18 jan 2017 - Que o cristianismo parece estar em declínio em muitos países do Ocidente é coisa visível para praticamente todo o mundo, mas as respostas sobre o como e o porquê desse fenômeno ainda devem gerar muito debate.
Os exames desse processo de secularização apontam hipóteses baseadas em fatores comportamentais ligados, por exemplo, à urbanização e à tecnologia. De fato, não faltam estatísticas indicando que a prática religiosa cristã diminuiu em quase todos os países considerados mais desenvolvidos do ponto de vista econômico. Também é frequente apontar uma relação entre o declínio da família tradicional e o declínio da religião.
No entanto, a autora norte-americana Mary Eberstadt, em sua obra How the West Really Lost God (“Como o Ocidente perdeu Deus”, sem tradução ao português até o momento), apresenta uma abordagem diferente ao examinar essa relação dentro do processo geral de secularização: enquanto o mais comum é identificar o enfraquecimento familiar como consequência do enfraquecimento religioso, Mary Eberstadt propõe o contrário: que o declínio da família é uma causa do declínio da religião.
Observando que somos as pessoas mais livres da história da humanidade e, ao mesmo tempo, as mais indigentes em termos de vínculos familiares e de fé, ela ilustra a ligação fé-família citando estudos e pesquisas empíricas que, por exemplo, informam que a tendência a ir à igreja cai nas famílias com menos filhos e que, por outro lado, os homens casados e com filhos têm o dobro de probabilidade de frequentar a igreja se comparados com os homens solteiros e sem filhos. Além disso, ela cita pesquisas que demonstram que convivência pré-marital também interfere negativamente na vivência da fé.
“O que você decide a respeito da sua família é um forte indicador de quanto tempo você vai dedicar ou não à igreja“, considera a autora, propondo que famílias mais sólidas e numerosas levam as pessoas a serem mais religiosas.
Mary Eberstadt reconhece que a correlação não é necessariamente de causalidade, mas destaca a mútua influência que existe entre os fatores “família” e “fé” – e entre o enfraquecimento de um e do outro. Para mencionar outro exemplo: à medida que caíram as taxas de fertilidade em muitos países ocidentais, cada vez mais pessoas passaram a “morar juntas” em vez de se casar sacramentalmente e, em paralelo, cada vez menos gente continuou frequentando a igreja. “Mais crianças e mais casamentos significam mais Deus”, conclui Eberstadt após descrever e comentar a série de transformações demográficas das últimas décadas.
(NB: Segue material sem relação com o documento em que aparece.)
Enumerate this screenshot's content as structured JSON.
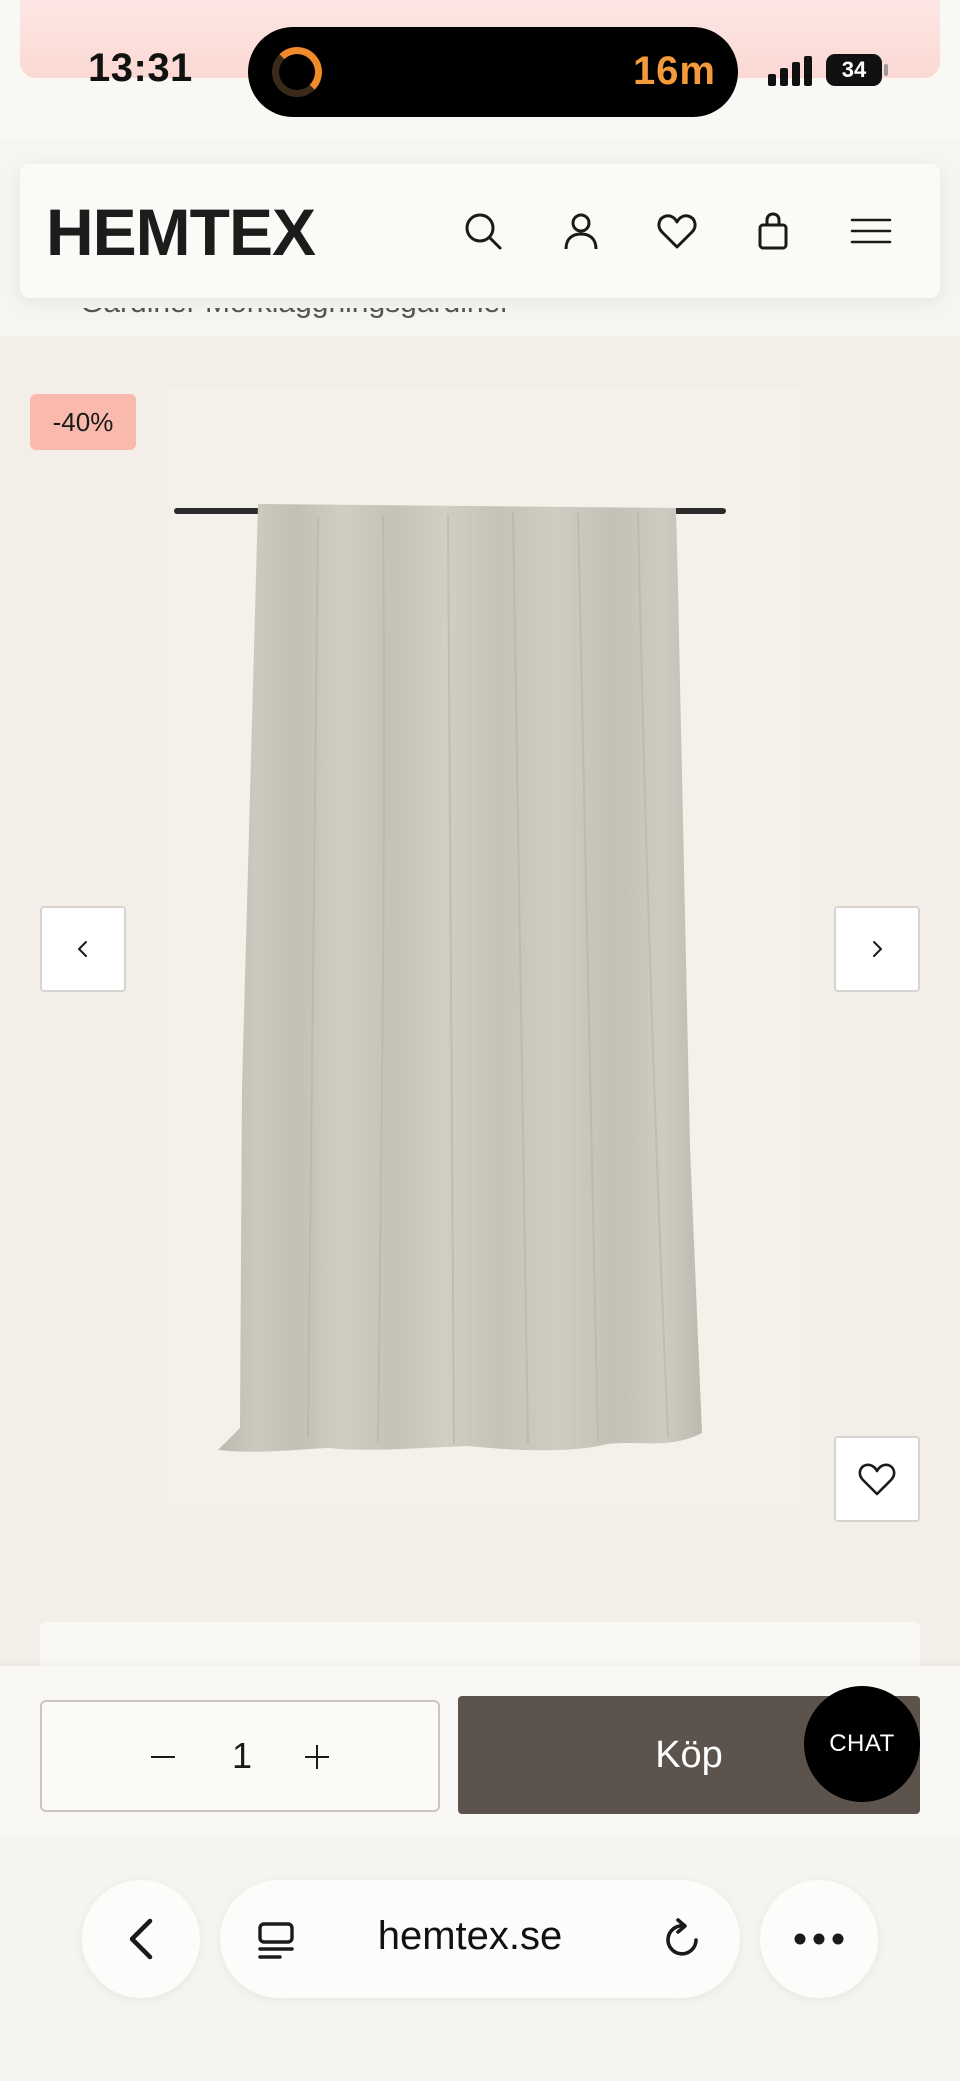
{
  "status_bar": {
    "time": "13:31",
    "timer": "16m",
    "battery": "34"
  },
  "header": {
    "logo": "HEMTEX",
    "icons": [
      "search-icon",
      "account-icon",
      "heart-icon",
      "bag-icon",
      "menu-icon"
    ],
    "breadcrumb_peek": "Gardiner       Mörkläggningsgardiner"
  },
  "product": {
    "discount_badge": "-40%",
    "image_alt": "Beige curtain hanging on a rod"
  },
  "buy_bar": {
    "quantity": "1",
    "buy_label": "Köp",
    "chat_label": "CHAT"
  },
  "browser": {
    "url": "hemtex.se"
  },
  "colors": {
    "badge": "#f9b9ad",
    "buy_button": "#5b534c",
    "background": "#f3efe8",
    "timer": "#f39a3b"
  }
}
A autora aborda ainda outros “clichês” da relação entre família e religiosidade, como o fato de as mulheres em geral serem mais religiosas do que os homens: enquanto outras teses aventam que a feminilidade seria mais “propensa” do que a masculinidade à prática religiosa, Eberstadt sugere algo mais constatável na prática: que a experiência da família e dos filhos, mais imediata na mulher do que no homem, leva mais facilmente à vivência da religiosidade.
Ela considera que a paternidade/maternidade pode levar os pais a uma prática religiosa mais frequente devido à necessidade, por exemplo, de proporcionar aos filhos um ambiente mais favorável à vida de comunidade.
É particularmente interessante a observação de que o cristianismo é “uma história contada através da perspectiva de uma família de 2000 anos atrás”; assim, numa sociedade cada vez mais individualista e familiarmente fragmentada, as dinâmicas familiares tornam mais fácil enxergar o sentido e sentir a atração da proposta cristã.
Mary Eberstadt registra também que as chamadas “novas tendências familiares” contrárias ao cristianismo deverão continuar a se expandir no Ocidente nos próximos tempos, mas destaca, em paralelo, que a “virada” também tende a acontecer mais cedo ou mais tarde: além do histórico de renascimentos do cristianismo em panoramas difíceis, é preciso recordar que, antropologicamente, o ser humano precisa dos vínculos familiares e voltará a recorrer a eles quando perceber que a sua ruptura não lhe trouxe nem verdadeira autonomia nem verdadeira felicidade. Aliás, a autora ressalta que, embora as pessoas não gostem de ouvir que estão erradas, o cristianismo não tem como deixar de lado a sua missão de propor um estilo de vida em que somos todos filhos do mesmo Pai; um estilo de vida que, necessariamente, implica sólidos laços de família, matrimônio indissolúvel e abertura irrevogável à vida em quaisquer circunstâncias, por mais desafiadoras que se apresentem.
A obra de Mary Eberstadt conclui, em suma, que o cristianismo e as famílias saudáveis significam uma grande vantagem para a sociedade em sua busca de sentido e felicidade.